Bruce Gottfred, that is a pretty serious misrepresentation of McMenamin's arguments; among other things, what you call different "situations" are legal precedents indicating (to me at any rate) that Stewart is not guilty of any crime. Other readers, please don't take my word for it, or Gottfred's. Read the article and see if McMenamin doesn't pretty persuasively cite legal chapter and verse, and the specifics of Stewart's case, in making his point.
Not true,mate,I'm talking about a one-off situation like a record fair-you as a neophyte would have no way of obtaining such information in such a time frame,it's not printed anywhere and is closely held by the DJs themselves-very much insider information.As for Imclone,I understood that the rumors of an adverse FDA ruling and its price decline preceded Ms. Stewart's sale by several weeks at least-how was the information "unavailable",then?
Even if I accepted that trade by "insiders" was wrong,Ms. Stewart was clearly not an officer of Imclone,just another stockholder,and had no fiduciary responsibility to anyone.

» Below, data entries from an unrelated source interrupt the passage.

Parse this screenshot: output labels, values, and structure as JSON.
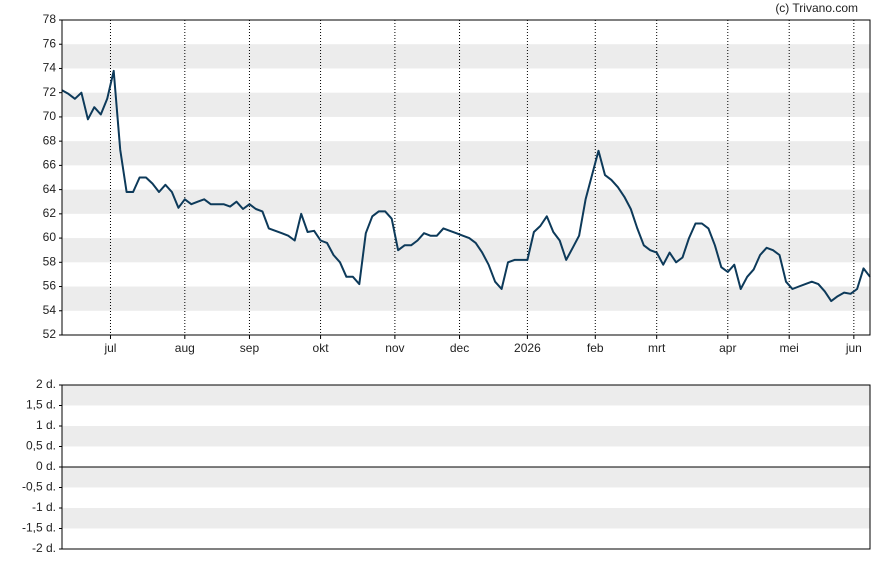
{
  "credit": "(c) Trivano.com",
  "chart_data": [
    {
      "type": "line",
      "xlim": [
        0,
        250
      ],
      "xticks": [
        {
          "value": 15,
          "label": "jul"
        },
        {
          "value": 38,
          "label": "aug"
        },
        {
          "value": 58,
          "label": "sep"
        },
        {
          "value": 80,
          "label": "okt"
        },
        {
          "value": 103,
          "label": "nov"
        },
        {
          "value": 123,
          "label": "dec"
        },
        {
          "value": 144,
          "label": "2026"
        },
        {
          "value": 165,
          "label": "feb"
        },
        {
          "value": 184,
          "label": "mrt"
        },
        {
          "value": 206,
          "label": "apr"
        },
        {
          "value": 225,
          "label": "mei"
        },
        {
          "value": 245,
          "label": "jun"
        }
      ],
      "ylim": [
        52,
        78
      ],
      "yticks": [
        52,
        54,
        56,
        58,
        60,
        62,
        64,
        66,
        68,
        70,
        72,
        74,
        76,
        78
      ],
      "color": "#0d3a5a",
      "x": [
        0,
        2,
        4,
        6,
        8,
        10,
        12,
        14,
        16,
        18,
        20,
        22,
        24,
        26,
        28,
        30,
        32,
        34,
        36,
        38,
        40,
        42,
        44,
        46,
        48,
        50,
        52,
        54,
        56,
        58,
        60,
        62,
        64,
        66,
        68,
        70,
        72,
        74,
        76,
        78,
        80,
        82,
        84,
        86,
        88,
        90,
        92,
        94,
        96,
        98,
        100,
        102,
        104,
        106,
        108,
        110,
        112,
        114,
        116,
        118,
        120,
        122,
        124,
        126,
        128,
        130,
        132,
        134,
        136,
        138,
        140,
        142,
        144,
        146,
        148,
        150,
        152,
        154,
        156,
        158,
        160,
        162,
        164,
        166,
        168,
        170,
        172,
        174,
        176,
        178,
        180,
        182,
        184,
        186,
        188,
        190,
        192,
        194,
        196,
        198,
        200,
        202,
        204,
        206,
        208,
        210,
        212,
        214,
        216,
        218,
        220,
        222,
        224,
        226,
        228,
        230,
        232,
        234,
        236,
        238,
        240,
        242,
        244,
        246,
        248,
        250
      ],
      "values": [
        72.2,
        71.9,
        71.5,
        72,
        69.8,
        70.8,
        70.2,
        71.5,
        73.8,
        67.3,
        63.8,
        63.8,
        65,
        65,
        64.5,
        63.8,
        64.4,
        63.8,
        62.5,
        63.2,
        62.8,
        63,
        63.2,
        62.8,
        62.8,
        62.8,
        62.6,
        63,
        62.4,
        62.8,
        62.4,
        62.2,
        60.8,
        60.6,
        60.4,
        60.2,
        59.8,
        62,
        60.5,
        60.6,
        59.8,
        59.6,
        58.6,
        58,
        56.8,
        56.8,
        56.2,
        60.4,
        61.8,
        62.2,
        62.2,
        61.6,
        59,
        59.4,
        59.4,
        59.8,
        60.4,
        60.2,
        60.2,
        60.8,
        60.6,
        60.4,
        60.2,
        60,
        59.6,
        58.8,
        57.8,
        56.4,
        55.8,
        58,
        58.2,
        58.2,
        58.2,
        60.5,
        61,
        61.8,
        60.5,
        59.8,
        58.2,
        59.2,
        60.2,
        63.2,
        65.2,
        67.2,
        65.2,
        64.8,
        64.2,
        63.4,
        62.4,
        60.8,
        59.4,
        59,
        58.8,
        57.8,
        58.8,
        58,
        58.4,
        60,
        61.2,
        61.2,
        60.8,
        59.4,
        57.6,
        57.2,
        57.8,
        55.8,
        56.8,
        57.4,
        58.6,
        59.2,
        59,
        58.6,
        56.4,
        55.8,
        56,
        56.2,
        56.4,
        56.2,
        55.6,
        54.8,
        55.2,
        55.5,
        55.4,
        55.8,
        57.5,
        56.8
      ]
    },
    {
      "type": "line",
      "ylim": [
        -2,
        2
      ],
      "yticks": [
        {
          "value": 2,
          "label": "2 d."
        },
        {
          "value": 1.5,
          "label": "1,5 d."
        },
        {
          "value": 1,
          "label": "1 d."
        },
        {
          "value": 0.5,
          "label": "0,5 d."
        },
        {
          "value": 0,
          "label": "0 d."
        },
        {
          "value": -0.5,
          "label": "-0,5 d."
        },
        {
          "value": -1,
          "label": "-1 d."
        },
        {
          "value": -1.5,
          "label": "-1,5 d."
        },
        {
          "value": -2,
          "label": "-2 d."
        }
      ]
    }
  ]
}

I second tim, Bruce, you've done no justice to Mcmenamin's arguements.
"Stewart was not the only investor connected to Waksal who joined the selling mob that day." She wasn't the only one breaking the rules -- hardly a great defense for a crime.
Are you suggesting that ALL of those in the "selling mob" were guilty of insider trading? No, the point is that by the time Martha got any information at all, it was not "insider," as the price had already dropped $6 a share. Seems like the information was awfuly public.
As stated in the article, if anything, her broker is guilty of breaking client confidence, but all charges against MS, especially the one the SEC is going to court on, feel pretty flimsy.